Despite growing speculation that the OECD’s BEPS 2.0 project may fail, both pillar 1 and pillar 2 continue to attract a great deal of attention from taxpayers, practitioners, academics, and government officials. Although pillar 2 is not covered in depth in this issue, I would note that the Canadian Tax Foundation’s Pillar Two Symposium, which was held in Ottawa on July 27, brought together representatives from all four of these constituencies, in an effort to work through many of the difficult conceptual and practical considerations that would be involved in Canada’s implementation of the pillar 2 regime. Those who missed this event can access the videos on the CTF website, and the symposium papers will be published in the Canadian Tax Journal.
In this issue, we cover a very specific aspect of pillar 2, with a relatively detailed examination by John Tobin and Emma Huang of the impact of the arm’s-length principle on the computations required by that system. The article is very helpful regarding these computations: the model rules and commentary, on their own, can make your head spin.
Michael Kandev and Jennifer Lee then report on what appears to be the first casualty of BEPS 2.0—namely, the termination of the US-Hungary income tax treaty. This development will have significant implications for Canadian taxpayers that have Hungarian structures financing their US operations. In the next article, continuing with the theme of financing structures, Alex Pouchard reports on recent decisions of the highest Luxembourg tax court involving the characterization of financial instruments commonly referred to as mandatorily redeemable preference shares (MRPS). It was decided that the instruments in question in those cases should be treated as equity rather than debt for Luxembourg tax purposes, which could give rise to retroactive adverse implications for Canadian taxpayers that have used those instruments.
Continuing the theme of retroactive implications and the Canadian implications of foreign court decisions, Kim Maguire reports on the BC Supreme Court’s recent Kraft decision, a case in which the taxpayer sought a declaration nullifying a capital contribution to a Dutch subsidiary that would give rise to unanticipated consequences under Canada’s foreign affiliate dumping rules. Although these rules have been in place for several years, they represent for our tax system yet another layer of complexity that is bound to lead to pitfalls. Is there a safety net?
On financing more generally, we have the insightful and practical contribution by Balaji Katlai and Hugh Neilson, involving various considerations that arise under the new excessive interest and financing expenses limitation (EIFEL) rules in the context of emerging business enterprises. One may be forgiven for asking whether our public policy instruments are at times working at cross-purposes.
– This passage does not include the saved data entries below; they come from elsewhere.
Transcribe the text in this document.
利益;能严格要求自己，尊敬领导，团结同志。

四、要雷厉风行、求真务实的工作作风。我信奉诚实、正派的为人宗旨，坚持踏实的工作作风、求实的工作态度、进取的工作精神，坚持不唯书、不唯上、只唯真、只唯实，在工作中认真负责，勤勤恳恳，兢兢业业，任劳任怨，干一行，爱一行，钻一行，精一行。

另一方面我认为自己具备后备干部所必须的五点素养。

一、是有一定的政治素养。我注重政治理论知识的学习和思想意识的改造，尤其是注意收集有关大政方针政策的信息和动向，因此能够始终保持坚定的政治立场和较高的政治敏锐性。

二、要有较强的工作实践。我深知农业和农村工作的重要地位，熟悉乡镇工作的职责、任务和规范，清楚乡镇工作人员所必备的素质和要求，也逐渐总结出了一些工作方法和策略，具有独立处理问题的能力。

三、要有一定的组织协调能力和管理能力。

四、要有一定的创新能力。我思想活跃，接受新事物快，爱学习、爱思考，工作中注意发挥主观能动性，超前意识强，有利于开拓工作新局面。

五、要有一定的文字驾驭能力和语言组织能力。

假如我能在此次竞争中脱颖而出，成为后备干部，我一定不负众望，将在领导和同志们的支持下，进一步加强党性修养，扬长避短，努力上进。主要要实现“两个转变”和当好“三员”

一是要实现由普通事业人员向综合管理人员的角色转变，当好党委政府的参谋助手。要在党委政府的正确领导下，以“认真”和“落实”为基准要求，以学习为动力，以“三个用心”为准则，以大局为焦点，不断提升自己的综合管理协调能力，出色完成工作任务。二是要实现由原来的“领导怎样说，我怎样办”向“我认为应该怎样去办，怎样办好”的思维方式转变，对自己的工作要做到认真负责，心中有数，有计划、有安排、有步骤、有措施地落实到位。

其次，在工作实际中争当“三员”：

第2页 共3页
Hetal Kotecha has contributed a very helpful analysis of the implications for CCPCs and other, smaller enterprises of the 2022 budget proposals to effectively increase the Canadian corporate tax rate on passive income and taxable surplus derived through CCPCs’ foreign affiliates.
We round out the issue with two helpful summaries of noteworthy public statements made by Canadian government officials. Samantha D’Andrea covers the Finance round table at the 2022 IFA Canada Tax Conference, which was held on May 17—in particular, comments that Finance made regarding the new EIFEL rules, the new hybrid mismatch arrangement rules, the new mandatory disclosure rules, and, of course, BEPS 2.0. Silvia Wang and Clara Pham cover the IFA CRA round table, focusing on the CRA’s comments on the very extensive documentation that the agency will require to support deductions claimed by taxpayers under section 113 in respect of distributions of foreign affiliate surplus.
We are grateful to our contributors for all of their hard work, their insights, and their enthusiasm.
On a final note, I will add my voice to others who have noted the passing, on June 8, of Donald G.H. Bowman, former chief justice of the Tax Court of Canada. Please look for Scott Wilkie’s heartfelt tribute on the CTF website, which reviews Bowman’s tremendous legacy both in general and with respect to international taxation. Donald Bowman was and will continue to be an inspiration.